タッチ操作のサンプリングレートは3049Hzで、高めの“ゲーミング仕様“となっている。
アウトカメラは約5000万画素のメイン(広角)カメラを筆頭とする3眼構成で、普段使いでもきれいな写真を残せるという。
バッテリーの定格容量は6210mAhで、最大80Wの超急速充電にも対応する他、ゲーム用途を重視した「バイパス給電」にも対応する。

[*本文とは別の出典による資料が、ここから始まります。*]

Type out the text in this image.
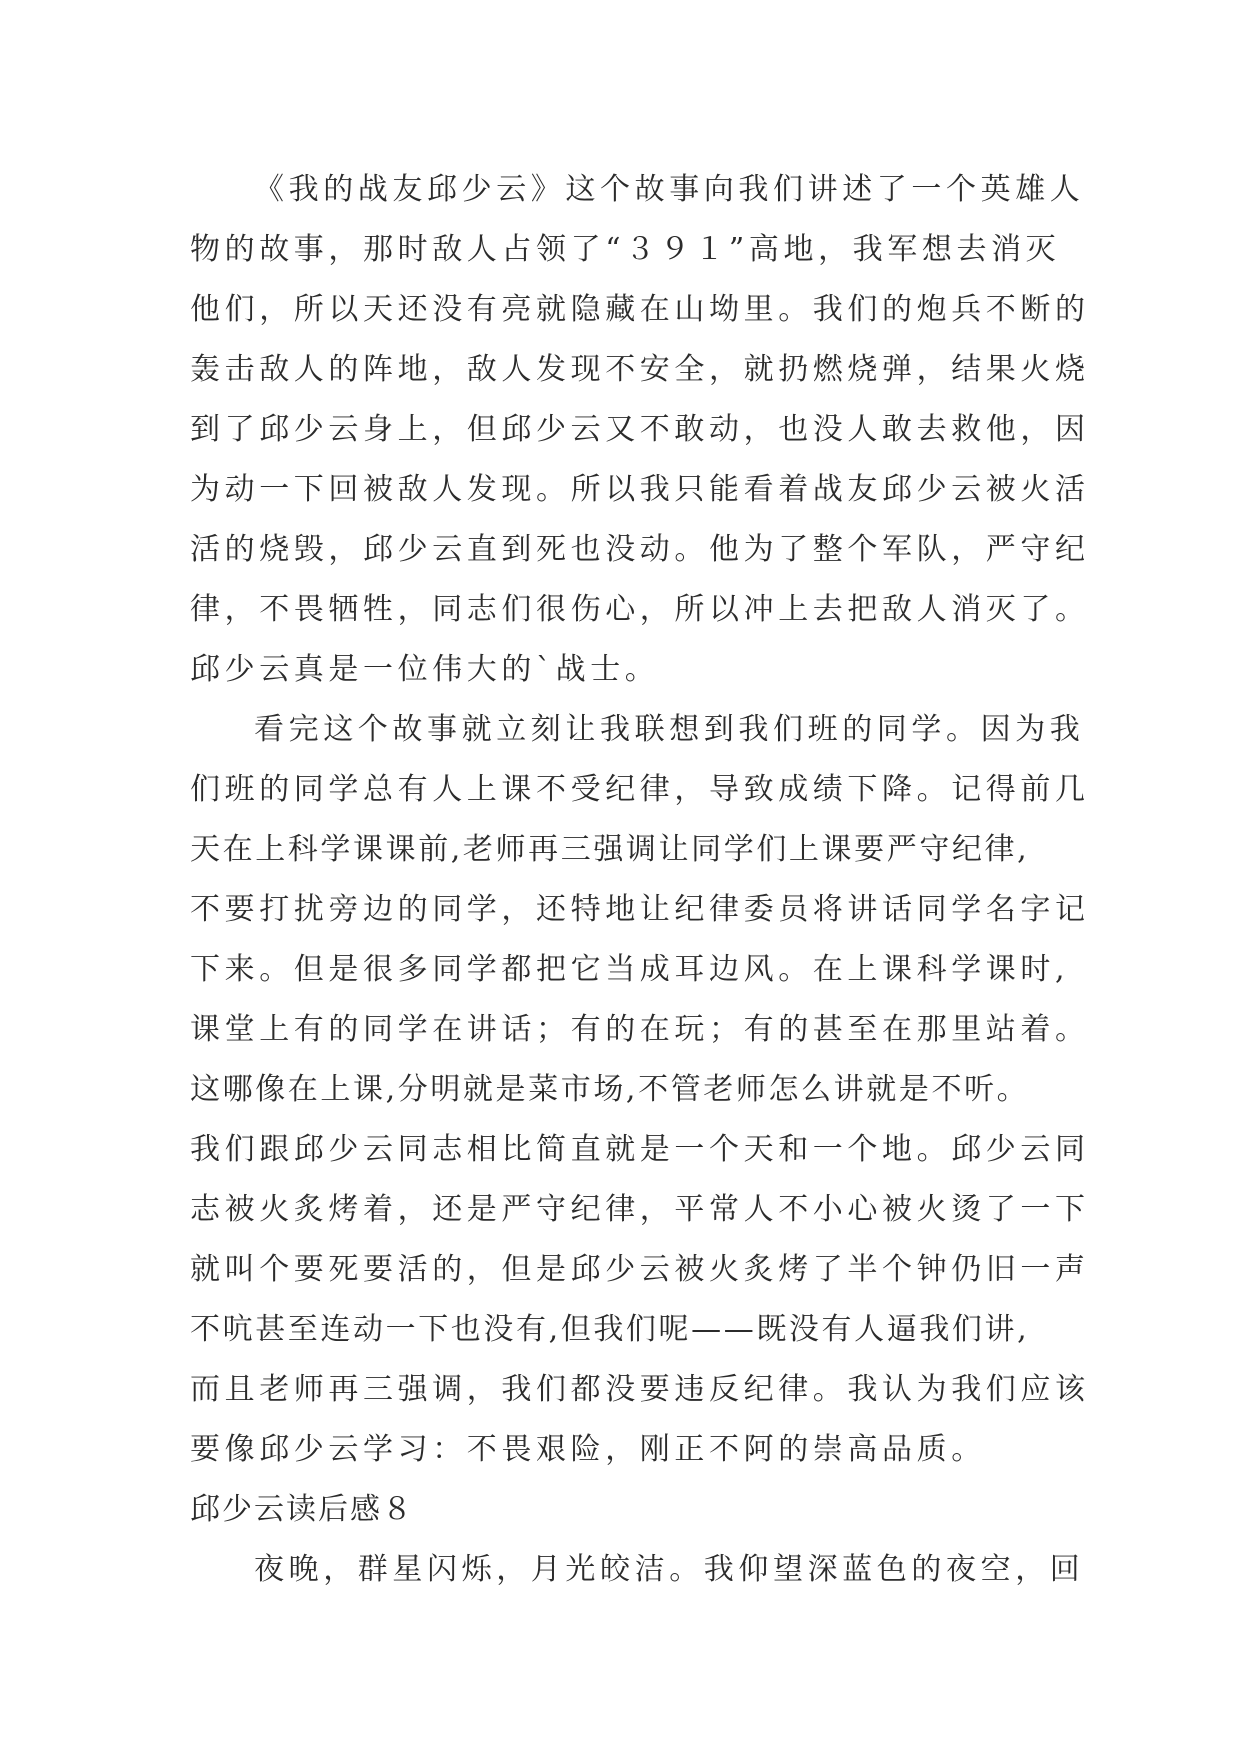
《我的战友邱少云》这个故事向我们讲述了一个英雄人
物的故事，那时敌人占领了“３９１”高地，我军想去消灭
他们，所以天还没有亮就隐藏在山坳里。我们的炮兵不断的
轰击敌人的阵地，敌人发现不安全，就扔燃烧弹，结果火烧
到了邱少云身上，但邱少云又不敢动，也没人敢去救他，因
为动一下回被敌人发现。所以我只能看着战友邱少云被火活
活的烧毁，邱少云直到死也没动。他为了整个军队，严守纪
律，不畏牺牲，同志们很伤心，所以冲上去把敌人消灭了。
邱少云真是一位伟大的`战士。
看完这个故事就立刻让我联想到我们班的同学。因为我
们班的同学总有人上课不受纪律，导致成绩下降。记得前几
天在上科学课课前,老师再三强调让同学们上课要严守纪律,
不要打扰旁边的同学，还特地让纪律委员将讲话同学名字记
下来。但是很多同学都把它当成耳边风。在上课科学课时,
课堂上有的同学在讲话；有的在玩；有的甚至在那里站着。
这哪像在上课,分明就是菜市场,不管老师怎么讲就是不听。
我们跟邱少云同志相比简直就是一个天和一个地。邱少云同
志被火炙烤着，还是严守纪律，平常人不小心被火烫了一下
就叫个要死要活的，但是邱少云被火炙烤了半个钟仍旧一声
不吭甚至连动一下也没有,但我们呢——既没有人逼我们讲,
而且老师再三强调，我们都没要违反纪律。我认为我们应该
要像邱少云学习：不畏艰险，刚正不阿的崇高品质。
邱少云读后感８
夜晚，群星闪烁，月光皎洁。我仰望深蓝色的夜空，回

本製品は大型の冷却機構に加え、REDMAGICシリーズ同様の空冷ファンをnubia Neoシリーズとして初めて採用した。ピーク性能を長く維持できるとできるという。ミドルレンジスマホでの空冷ファン採用も、業界初とのことだ。ファンを備えながらもIP64等級の防塵(じん)/耐水性能も確保している。
ゲーミング性能の高さをうたう本製品だが、プロセッサ的にはAAA級の重たいゲームをを快適に動かせるものではない。率直にいうと、パフォーマンスという観点で空冷ファンを搭載するのは少々「アンバランス」なように思える。
この点をメーカー担当者に尋ねてみたところ、ゲームの中でも極めて高い処理性能を“求めない”タイトルを、より長時間快適に遊ぶニーズに応えたという。副次的な効果として、InstagramやTikTokの動画エンコード時にパフォーマンスが持続できるので、早く終わるとのことだ。
本体側面には、ゲームアプリ用の「LRトリガー」を備える。また背面やファン部分には、発光ギミックを搭載している。通知の制御やパフォーマンス最適化といった機能を持つ「ゲーミングモード」もある。
このような点からも、ゲーミングスマホたるREDMAGICの“弟分感”が伝わってくる。